The public has long had a morbid fascination with serial killers. Nearly 140 years ago, when Jack the Ripper’s brutal murder spree began in Whitehall, London, newspapers as far away as Chicago, Kansas, North Dakota and beyond covered the story in lurid detail. Widespread and insatiable interest in the crimes helped sell papers; readers wanted to make some sort of sense of it all.
As criminologist Scott Bonn, Ph.D. explains, the public was then (and remains) driven by empathy with the victims. The stories “scare the hell out of” people, he acknowledges. Learning more helps to assuage some of their fears. “I think there’s a psychological process going on,” he suggests. “Maybe even at a subconscious level, we think, ‘If I can just wrap my mind around it, maybe it won’t be so terrifying.’”

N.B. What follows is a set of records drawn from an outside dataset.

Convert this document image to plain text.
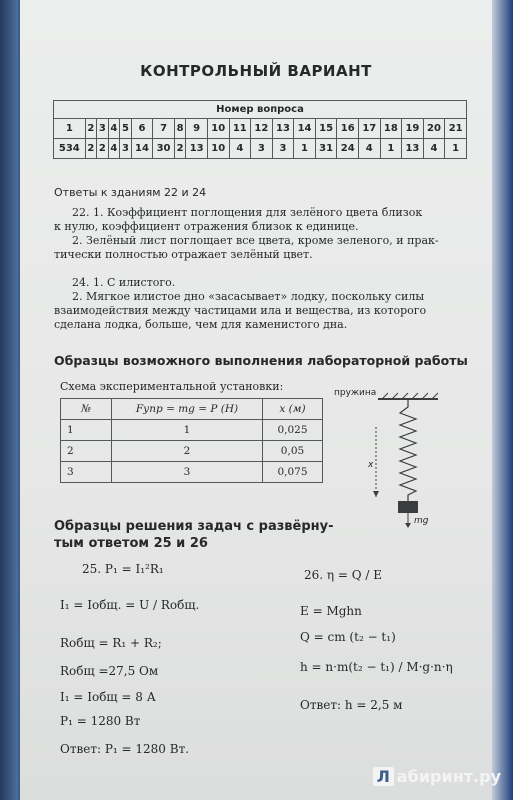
КОНТРОЛЬНЫЙ ВАРИАНТ
Номер вопроса																				
1	2	3	4	5	6	7	8	9	10	11	12	13	14	15	16	17	18	19	20	21
534	2	2	4	3	14	30	2	13	10	4	3	3	1	31	24	4	1	13	4	1
Ответы к зданиям 22 и 24
22. 1. Коэффициент поглощения для зелёного цвета близок
к нулю, коэффициент отражения близок к единице.
2. Зелёный лист поглощает все цвета, кроме зеленого, и прак-
тически полностью отражает зелёный цвет.
24. 1. С илистого.
2. Мягкое илистое дно «засасывает» лодку, поскольку силы
взаимодействия между частицами ила и вещества, из которого
сделана лодка, больше, чем для каменистого дна.
Образцы возможного выполнения лабораторной работы
Схема экспериментальной установки:
№	Fупр = mg = P (Н)	x (м)
1	1	0,025
2	2	0,05
3	3	0,075
пружина
x
mg
Образцы решения задач с развёрну-
тым ответом 25 и 26
25. P₁ = I₁²R₁
I₁ = Iобщ. = U / Rобщ.
Rобщ = R₁ + R₂;
Rобщ =27,5 Ом
I₁ = Iобщ = 8 А
P₁ = 1280 Вт
Ответ: P₁ = 1280 Вт.
26. η = Q / E
E = Mghn
Q = cm (t₂ − t₁)
h = n·m(t₂ − t₁) / M·g·n·η
Ответ: h = 2,5 м
Л абиринт.ру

Bonn—author of Why We Love Serial Killers: The Curious Appeal of the World’s Most Savage Murderers—is currently touring the country, hosting a presentation that illuminates and entertains in equal measure. In his 90-minute talk, the celebrated expert discusses the factors that drive men (and, yes, women) to commit these savage murders, and he explores the ways that many avoid being apprehended. Notorious serial murderers like Dennis Rader (the “BTK Strangler”), David Berkowitz (“Son of Sam”) and Jeffrey Dahmer each had his own particular methods and signatures; Bonn explains how those and others were similar in some way, different in others.
In his former career, Bonn was an advertising and programming executive at NBC, so he brings to his criminology work a keen understanding of pop culture trends. Bonn points to the enduring popularity of shows like 48 Hours, Dateline and any number of programs on the Investigation Discovery and Oxygen networks. “They’re little morality plays,” he explains. A woman is abducted, and the unthinkable has happened. “But by the end of the hour, the perpetrator is apprehended and sent away. Truth and justice prevail.”
Real life isn’t always quite that tidy. As Bonn explains, criminal science has grouped serial killers into a taxonomy. One type is the organized serial killer. Bonn describes that type as “the meticulous, highly organized individual who targets an individual, follows them, and comes up with a plan including contingencies and escape routes.” He says that such murderers are “very careful about how they abduct and kill, and how they dispose of the body.” They often don’t make mistakes, and that makes them difficult to catch and stop.
Another type is slippery as well, but for very different reasons. “The disorganized killer is a blitz murderer,” Bonn explains. “They find someone seemingly at random, attack and kill them like a wild animal, and just leave them lying there.” By their very unpredictable nature, they, too, are a challenge to identify and apprehend.
There are several other types, each fascinating in its own can’t-look-away way; Bonn profiles each of those during his talk. He also debunks a number of widely held myths. One of those is that the serial killer is a relatively modern phenomenon. “They go back at least as far as recorded history,” he asserts. “The thing is, until the 1970s, we weren’t very good at understanding them.” Modern criminal science has done a good job of connecting the dots, establishing commonalities among seemingly unconnected murders. “If you don’t link the crime scenes,” Bonn says, “you don’t even know you have a serial killer.”
Bonn refers to the ’70s as “the heyday of serial killers,” but not for the reasons one might imagine. Thanks to the FBI’s launching of its Behavioral Science Unit in Quantico, Virginia—popularized in TV series like Netflix’s Mindhunter—the authorities simply got better at identifying the killers. “There were 650 serial killers identified in the 1970s,” Bonn says. The number went up to around 800 or more in the ’80s. “But by the 1990s,” he says, “the numbers began to decline. And they declined because society got much better at understanding, identifying and apprehending these individuals.”
The news gets better. Bonn says that at the halfway point in the current decade, “only about three dozen” serial killers have been identified in the U.S. He believes the numbers have improved because first-time murderers with the internal drive to become serial killers are often being apprehended after their first killing. “So they don’t even achieve serial killer status,” he says.
The second half of the “Serial Killers with Dr. Scott Bonn” presentation opens the floor for questions. Bonn says that certain queries come up again and again. For example, “What’s the likelihood that there’s a serial killer in the audience this evening?” But occasionally he gets a left-field one. “My girlfriend brought me here tonight,” one man told him recently, adding, “Should I be concerned?”
Bonn says that in his conversations with Dennis “BTK” Rader, the serial killer likened himself to a great white shark. Bonn says that metaphor is apt for serial killers in general, not only because both are thought of as cold killing machines, but because of the similarly infinitesimal odds of falling prey to them. “The likelihood of any one of us becoming a victim of either one is more than 100 million to one,” he says.
That statistic may offer some solace when turning out the lights tonight before going to bed. But remember: they never did catch Jack the Ripper.
Dr. Scott Bonn speaks at 8pm on Sat., March 1 at the Heritage Theatre, 1 W Campbell Ave, Campbell. Tickets: $45–$55.